Systems biology approaches typically involve the use and integration of biological networks consisting of molecular interactions, -omic read outs and phenotypic information of the samples. They can be broadly classified as top-down data-driven approaches, bottom-up hypothesis driven approaches or a combination of the two.
Systems approaches can also be categorised as being qualitative or quantitative: the former representing methodologies which assign binary (present or absent; stimulatory or inhibitory, etc) relationships among variables (proteins, genes, etc), while the latter approach assigns magnitude (strength) to such relationships.

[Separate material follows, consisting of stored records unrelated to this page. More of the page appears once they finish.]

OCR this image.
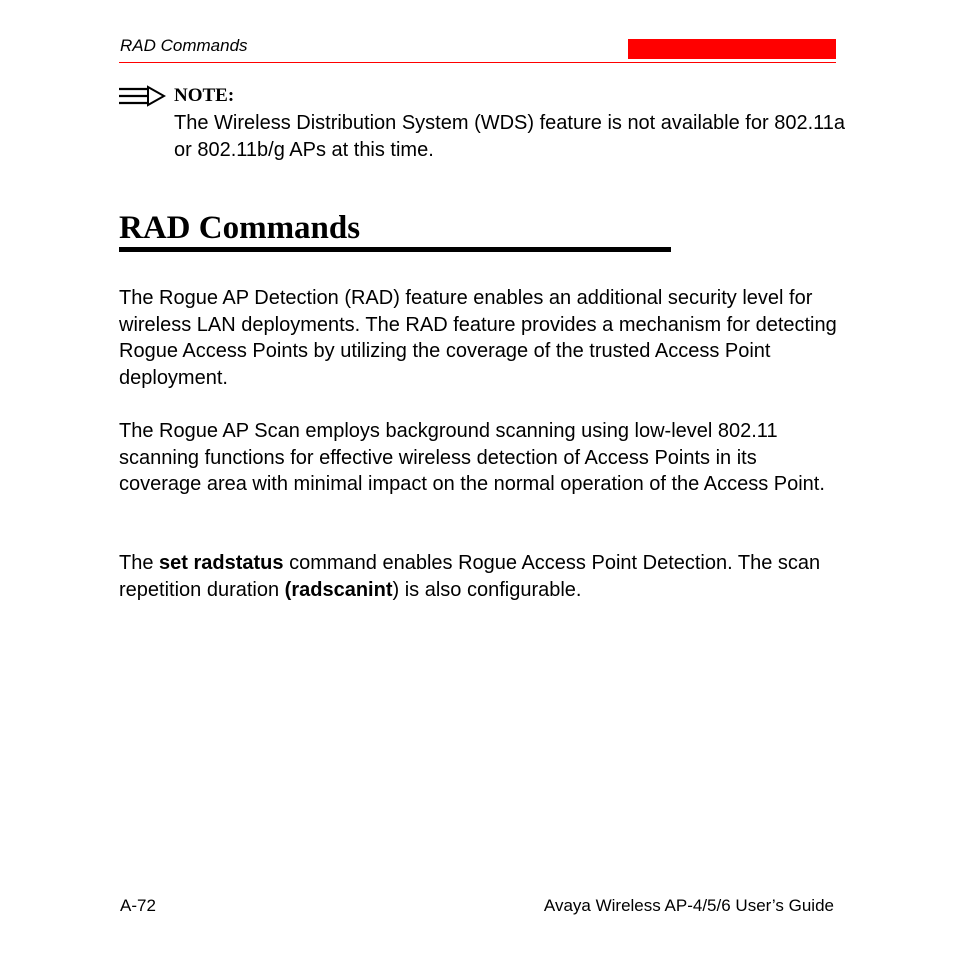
RAD Commands
NOTE:

The Wireless Distribution System (WDS) feature is not available for 802.11a or 802.11b/g APs at this time.

RAD Commands

The Rogue AP Detection (RAD) feature enables an additional security level for wireless LAN deployments. The RAD feature provides a mechanism for detecting Rogue Access Points by utilizing the coverage of the trusted Access Point deployment.

The Rogue AP Scan employs background scanning using low-level 802.11 scanning functions for effective wireless detection of Access Points in its coverage area with minimal impact on the normal operation of the Access Point.

The set radstatus command enables Rogue Access Point Detection. The scan repetition duration (radscanint) is also configurable.

A-72	Avaya Wireless AP-4/5/6 User’s Guide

Generally, a common thread with systems biology approaches involves the use of quality-controlled biological networks which provide the biological and functional context to interpret the -omic datasets.
Since IBD is a complex disease, which develops over time, it would be ideal to generate molecular profiling datasets from patients over an extended period. However, since this needs to be performed prospectively, it presents a challenge of identifying potential patients for the profiling.
One non-ideal solution would be to profile those patients with early symptoms of IBD. Publicly-available repositories with historical records of molecular profiles (though most of these are low-throughput) over time do exist. However, some of these datasets are sparse (not all molecular layers profiled) and often characterised by missing data points.
Lack of cell-type specific datasets from IBD patients is an even greater conundrum, especially given the fact that IBD is associated with distinct signatures in various cell-types. Other challenges include the non-trivial nature of algorithms for clinical use and interpretation, uncertainties associated with biological networks, lack of big datasets which enable proper training and testing and, in cases where only machine learning is used, the lack of mechanistic explanations due to the fact that most machine learning models are like black boxes.
Progress is being made, as reported in our review and in various studies performed by our group and our collaborators in KU Leuven, who led this review, to disentangle the molecular drivers and mechanisms which make IBD such a complex, multi-dimensional disease.
Despite the challenges I’ve described, we now have access to clinical repositories with stored specimens - and the combination of these with big data, machine learning and systems biology provides us with the necessary tools to properly investigate, and eventually treat, IBD.
Most importantly, we need clinicians and clinical researchers to be open-minded to such multi-omics data collection and advanced data analysis. We are fortunate to work with the IBD team in Leuven for this reason.